廖锦绪还不知道他们在说什么,只得眼巴巴地在马场上等着,他就是想出出风头,他赢了,他爹面上有光,他也能出去见人就吹他今日的成绩。
看准形势,江老爷又来圆场了。
“太子殿下的骑射,老朽早有耳闻,今日能一见,也算是让我们开开眼呐,”江老爷眯着眼笑,心里早就打好了算盘,“怿尘啊,你过来。”
突然被点名,江怿尘惊慌失措。
“过来啊。”江老爷催促道。
江怿尘照顾江铎的情绪,不由看向连头抬都没抬的江铎。
他心里知道,父亲想让他与太子殿下处好关系,是为了让江家日后在朝堂上更有话语权,在藜国更有声望。

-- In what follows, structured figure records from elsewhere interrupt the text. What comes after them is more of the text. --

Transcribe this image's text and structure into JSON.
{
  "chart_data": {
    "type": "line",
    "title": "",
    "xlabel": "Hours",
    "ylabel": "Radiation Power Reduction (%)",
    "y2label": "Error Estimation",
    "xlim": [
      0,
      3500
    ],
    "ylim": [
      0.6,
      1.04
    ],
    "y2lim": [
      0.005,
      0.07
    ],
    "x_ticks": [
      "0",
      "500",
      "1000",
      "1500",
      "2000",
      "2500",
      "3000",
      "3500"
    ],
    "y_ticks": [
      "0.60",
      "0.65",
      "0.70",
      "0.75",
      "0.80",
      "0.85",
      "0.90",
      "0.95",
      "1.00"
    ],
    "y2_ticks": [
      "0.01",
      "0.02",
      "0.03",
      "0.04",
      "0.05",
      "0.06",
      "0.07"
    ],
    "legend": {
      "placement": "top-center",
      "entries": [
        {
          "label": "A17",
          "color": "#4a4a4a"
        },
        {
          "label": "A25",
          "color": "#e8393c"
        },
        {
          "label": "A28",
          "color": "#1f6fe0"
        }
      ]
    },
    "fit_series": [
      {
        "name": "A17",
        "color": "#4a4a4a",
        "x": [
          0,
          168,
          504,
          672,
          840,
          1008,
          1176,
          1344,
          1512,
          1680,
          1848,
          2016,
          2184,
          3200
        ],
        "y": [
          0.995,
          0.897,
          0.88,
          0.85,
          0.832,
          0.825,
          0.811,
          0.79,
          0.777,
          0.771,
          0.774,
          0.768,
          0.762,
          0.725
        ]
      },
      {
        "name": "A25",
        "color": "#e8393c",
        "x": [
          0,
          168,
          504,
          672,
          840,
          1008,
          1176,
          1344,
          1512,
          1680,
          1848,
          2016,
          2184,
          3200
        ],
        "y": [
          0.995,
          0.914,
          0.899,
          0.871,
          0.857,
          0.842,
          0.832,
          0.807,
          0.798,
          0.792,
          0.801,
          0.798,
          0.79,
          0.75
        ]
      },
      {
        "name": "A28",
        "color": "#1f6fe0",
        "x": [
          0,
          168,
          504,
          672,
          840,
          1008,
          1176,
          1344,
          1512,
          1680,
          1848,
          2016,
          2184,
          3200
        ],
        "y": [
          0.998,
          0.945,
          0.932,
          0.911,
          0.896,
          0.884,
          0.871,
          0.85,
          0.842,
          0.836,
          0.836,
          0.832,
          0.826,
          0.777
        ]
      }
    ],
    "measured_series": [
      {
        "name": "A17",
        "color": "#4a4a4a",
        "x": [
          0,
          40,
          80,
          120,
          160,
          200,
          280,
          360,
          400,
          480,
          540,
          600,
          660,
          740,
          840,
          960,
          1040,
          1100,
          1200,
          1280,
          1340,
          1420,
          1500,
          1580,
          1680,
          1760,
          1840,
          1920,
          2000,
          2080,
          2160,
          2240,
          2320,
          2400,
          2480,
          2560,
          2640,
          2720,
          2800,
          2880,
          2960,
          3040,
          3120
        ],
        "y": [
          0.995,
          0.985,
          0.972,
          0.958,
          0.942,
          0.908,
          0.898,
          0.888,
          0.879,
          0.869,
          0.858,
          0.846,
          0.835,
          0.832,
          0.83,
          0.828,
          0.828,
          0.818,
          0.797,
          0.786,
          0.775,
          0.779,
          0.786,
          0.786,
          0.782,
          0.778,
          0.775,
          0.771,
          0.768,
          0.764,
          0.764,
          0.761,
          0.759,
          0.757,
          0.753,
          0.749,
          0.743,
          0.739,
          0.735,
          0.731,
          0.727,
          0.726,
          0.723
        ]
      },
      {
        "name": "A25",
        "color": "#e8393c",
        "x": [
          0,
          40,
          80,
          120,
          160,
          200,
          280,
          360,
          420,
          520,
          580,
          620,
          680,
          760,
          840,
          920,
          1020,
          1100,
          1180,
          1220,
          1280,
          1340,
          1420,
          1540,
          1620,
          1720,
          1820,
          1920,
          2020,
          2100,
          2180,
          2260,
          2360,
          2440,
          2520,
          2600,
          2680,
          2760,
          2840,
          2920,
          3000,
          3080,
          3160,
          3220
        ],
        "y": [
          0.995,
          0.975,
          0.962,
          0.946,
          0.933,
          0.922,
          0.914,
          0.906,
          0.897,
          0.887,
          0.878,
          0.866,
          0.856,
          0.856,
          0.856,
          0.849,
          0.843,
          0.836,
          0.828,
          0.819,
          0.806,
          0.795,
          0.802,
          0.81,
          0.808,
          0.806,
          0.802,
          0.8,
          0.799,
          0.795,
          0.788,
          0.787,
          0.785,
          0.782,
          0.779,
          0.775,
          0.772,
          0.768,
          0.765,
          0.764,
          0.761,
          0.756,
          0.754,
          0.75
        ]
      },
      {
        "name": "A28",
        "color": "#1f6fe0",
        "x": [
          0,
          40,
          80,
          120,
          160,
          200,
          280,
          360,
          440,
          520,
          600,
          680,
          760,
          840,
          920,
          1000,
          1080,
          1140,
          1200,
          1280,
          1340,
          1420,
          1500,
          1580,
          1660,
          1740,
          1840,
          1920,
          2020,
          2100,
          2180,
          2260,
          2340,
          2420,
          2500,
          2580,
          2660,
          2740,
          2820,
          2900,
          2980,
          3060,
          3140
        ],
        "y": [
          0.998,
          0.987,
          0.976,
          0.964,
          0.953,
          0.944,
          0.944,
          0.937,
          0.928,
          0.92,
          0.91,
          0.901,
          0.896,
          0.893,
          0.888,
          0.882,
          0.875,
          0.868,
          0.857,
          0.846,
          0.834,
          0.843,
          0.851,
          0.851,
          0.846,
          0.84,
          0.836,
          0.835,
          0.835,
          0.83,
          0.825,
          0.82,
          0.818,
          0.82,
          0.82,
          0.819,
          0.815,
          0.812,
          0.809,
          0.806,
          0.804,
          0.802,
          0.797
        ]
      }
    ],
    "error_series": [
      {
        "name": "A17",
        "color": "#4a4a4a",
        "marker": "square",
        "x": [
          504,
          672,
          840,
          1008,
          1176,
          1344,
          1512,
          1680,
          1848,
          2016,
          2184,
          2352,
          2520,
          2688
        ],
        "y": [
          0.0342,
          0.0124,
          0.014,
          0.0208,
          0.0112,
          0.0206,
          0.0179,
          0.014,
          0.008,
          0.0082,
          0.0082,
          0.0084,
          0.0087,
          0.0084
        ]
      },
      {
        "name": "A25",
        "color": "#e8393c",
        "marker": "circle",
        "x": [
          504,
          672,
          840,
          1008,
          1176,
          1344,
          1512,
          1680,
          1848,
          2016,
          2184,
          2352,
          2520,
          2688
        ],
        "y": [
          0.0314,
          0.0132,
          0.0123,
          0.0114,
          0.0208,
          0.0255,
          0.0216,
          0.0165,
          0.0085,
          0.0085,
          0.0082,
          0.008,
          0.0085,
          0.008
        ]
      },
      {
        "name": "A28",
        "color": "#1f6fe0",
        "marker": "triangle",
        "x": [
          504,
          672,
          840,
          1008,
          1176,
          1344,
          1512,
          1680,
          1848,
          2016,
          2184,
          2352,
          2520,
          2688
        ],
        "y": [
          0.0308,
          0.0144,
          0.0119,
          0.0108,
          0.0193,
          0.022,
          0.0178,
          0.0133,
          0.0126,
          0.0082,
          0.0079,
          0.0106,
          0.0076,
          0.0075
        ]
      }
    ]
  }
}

江老爷急得上前,将他一把拉过来:“太子殿下,这是我儿怿尘,他骑射虽没有天赋,但胜在勤奋,若是能得太子殿下的指点,必定勤能补拙,到时能在太子殿下身边助太子殿下一臂之力啊。”
姜威顿悟,这明摆着是想塞个人进来啊。
他抬手挠了挠鼻子,上下打量江怿尘,看他弱不禁风的,他能取代他?他可是太子殿下的左膀右臂!
“太子殿下,骁羽营正缺人。”姜威出招。
骁羽营乃是藜国最让敌人闻风丧胆的一支军队,士兵个个训练有素,体能惊人。
看他这样,正适合抓进去好好练练。
一听这话,江老爷急了,这骁羽营可是在刀刃上过日子的,他哪舍得自己的儿子去那种地方。
“此事再议,现在是骑射比试,别耽误了后头的诗宴。”
太子殿下发话了,江老爷顺势附和:“是是是,太子殿下说得是。”
江老爷看着下人:“还看什么?还不去让马夫给太子殿下挑选最好的一匹马!”
下人得令,连忙去办。
马夫又从马厩挑选出几匹好马,让太子殿下选。
萧芫煊一眼挑中了一匹白马,利落上马,接过姜威递来的弓箭,从腿侧的箭筒拿出一支箭,蓦地转身,将箭射了出去。
速度之快,连在场的人都没看清萧芫煊是如何放出箭的,下一秒,萧芫煊射出去的箭,准确地中了箭靶正中心。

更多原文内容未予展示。